[Date Prev][Date Next][Thread Prev][Thread Next][Date Index][Thread Index]

Octet vs Char (Re: strings draft)

This page is part of the web mail archives of SRFI 50 from before July 7th, 2015. The new archives for SRFI 50 contain all messages, not just those from before July 7th, 2015.



I gave more thought about the "[0..255] integer <-> char mapping"
issue and its consequences if I adopt it in multibyte-string
implementation. 

In short, it can be implemented in multibyte CES Scheme, and
is useful in the cases such as to call C FFI that takes C 'char'
argument (I think it is the original intent), and also to
represent invalid octets in the input character stream.

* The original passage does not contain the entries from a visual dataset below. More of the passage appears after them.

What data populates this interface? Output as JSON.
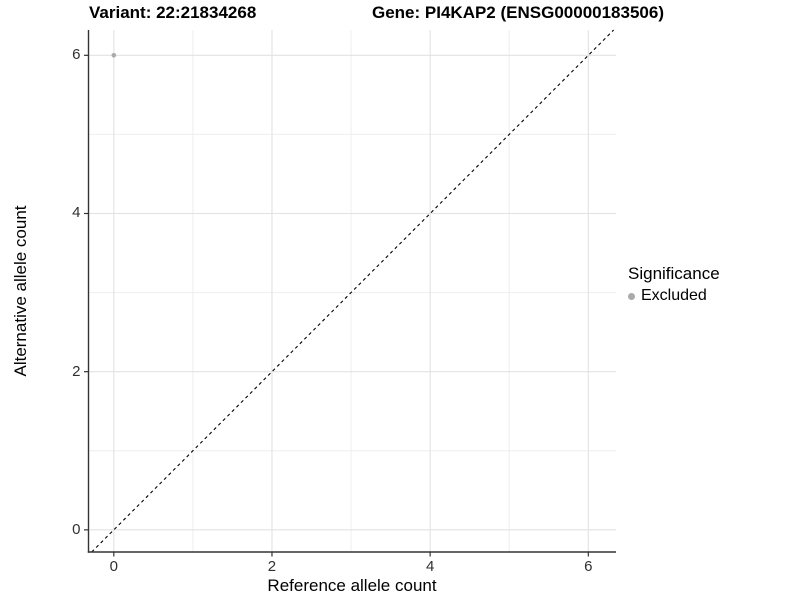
{
  "header": {
    "variant_title": "Variant: 22:21834268",
    "gene_title": "Gene: PI4KAP2 (ENSG00000183506)"
  },
  "chart_data": {
    "type": "scatter",
    "xlabel": "Reference allele count",
    "ylabel": "Alternative allele count",
    "xlim": [
      -0.32,
      6.35
    ],
    "ylim": [
      -0.28,
      6.32
    ],
    "xticks": [
      0,
      2,
      4,
      6
    ],
    "yticks": [
      0,
      2,
      4,
      6
    ],
    "xticks_minor": [
      1,
      3,
      5
    ],
    "yticks_minor": [
      1,
      3,
      5
    ],
    "grid": "major+minor",
    "series": [
      {
        "name": "Excluded",
        "color": "#aaaaaa",
        "points": [
          {
            "x": 0,
            "y": 6
          }
        ]
      }
    ],
    "reference_line": {
      "slope": 1,
      "intercept": 0,
      "linestyle": "dashed",
      "color": "#000000"
    },
    "legend": {
      "title": "Significance",
      "position": "right",
      "entries": [
        {
          "label": "Excluded",
          "color": "#aaaaaa",
          "marker": "circle"
        }
      ]
    }
  },
  "colors": {
    "background": "#ffffff",
    "grid_major": "#e2e2e2",
    "grid_minor": "#eeeeee",
    "axis_line": "#333333",
    "tick_text": "#303030",
    "text": "#000000"
  }
}
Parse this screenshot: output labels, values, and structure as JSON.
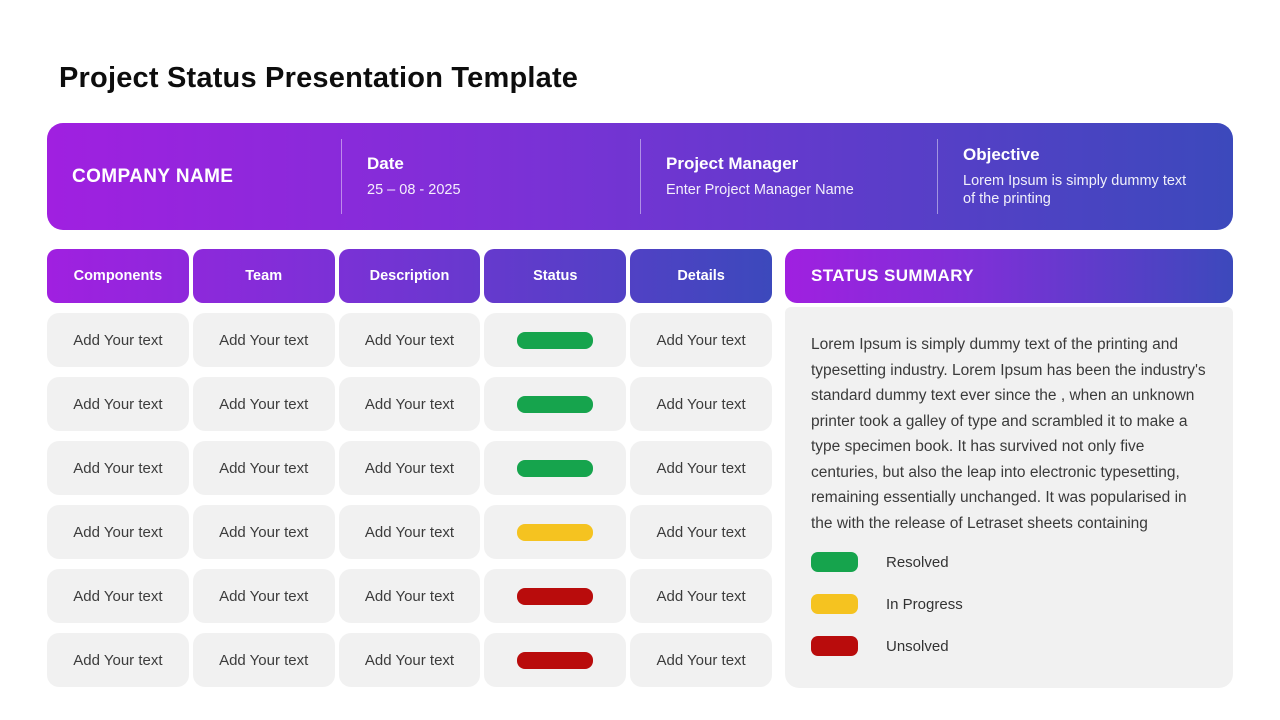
{
  "page_title": "Project Status Presentation Template",
  "info_bar": {
    "company_name": "COMPANY NAME",
    "date": {
      "label": "Date",
      "value": "25 – 08 - 2025"
    },
    "project_manager": {
      "label": "Project Manager",
      "value": "Enter Project Manager Name"
    },
    "objective": {
      "label": "Objective",
      "value": "Lorem Ipsum is simply dummy text of the printing"
    }
  },
  "table": {
    "columns": [
      "Components",
      "Team",
      "Description",
      "Status",
      "Details"
    ],
    "cell_placeholder": "Add Your text",
    "row_statuses": [
      "resolved",
      "resolved",
      "resolved",
      "in_progress",
      "unsolved",
      "unsolved"
    ]
  },
  "summary": {
    "title": "STATUS SUMMARY",
    "body": "Lorem Ipsum is simply dummy text of the printing and typesetting industry. Lorem Ipsum has been the industry's standard dummy text ever since the , when an unknown printer took a galley of type and scrambled it to make a type specimen book. It has survived not only five centuries, but also the leap into electronic typesetting, remaining essentially unchanged. It was popularised in the  with the release of Letraset sheets containing"
  },
  "legend": [
    {
      "label": "Resolved",
      "status": "resolved"
    },
    {
      "label": "In Progress",
      "status": "in_progress"
    },
    {
      "label": "Unsolved",
      "status": "unsolved"
    }
  ],
  "status_colors": {
    "resolved": "#16a44d",
    "in_progress": "#f5c320",
    "unsolved": "#b90c0c"
  },
  "theme": {
    "gradient_start": "#a020e0",
    "gradient_end": "#3c49bc",
    "cell_background": "#f1f1f1"
  }
}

For multibyte CES that doesn't have sensible character mapping
from integer range [128..255], it can use "illegal" byte sequence
to represent these exceptional values.

Having such a character within a string may cause some penalty:

 * Two strings can't be compared directly in mb implementation;
   since for two integers x and y,
    (< x y)  <=>  (char< (integer->char x) (integer->char y))
   is required, and it's not easy to encode the characters
   corresponding to integers [128..255] into the illegal byte
   sequences with preserving the order to other codepoints.

 * Displaying a string can no longer directly writes out internal mb
   representation (which is one of main advantage having mb string),
   if the string contains these illegal byte sequences.

But these are minimized if such a string is flagged specially,
and the use of such special characters are relatively rare.

I think using strings for binary I/O should be explicitly
discouraged, even though an octet sequence can be represented by
using such special characters.  It can be very inefficient
on some implementations, and it may cause problems on ports
that deals with character encodings.   Pure binary I/O can
be done better using srfi-4 uniform vector and special
binary I/O primitives.

--shiro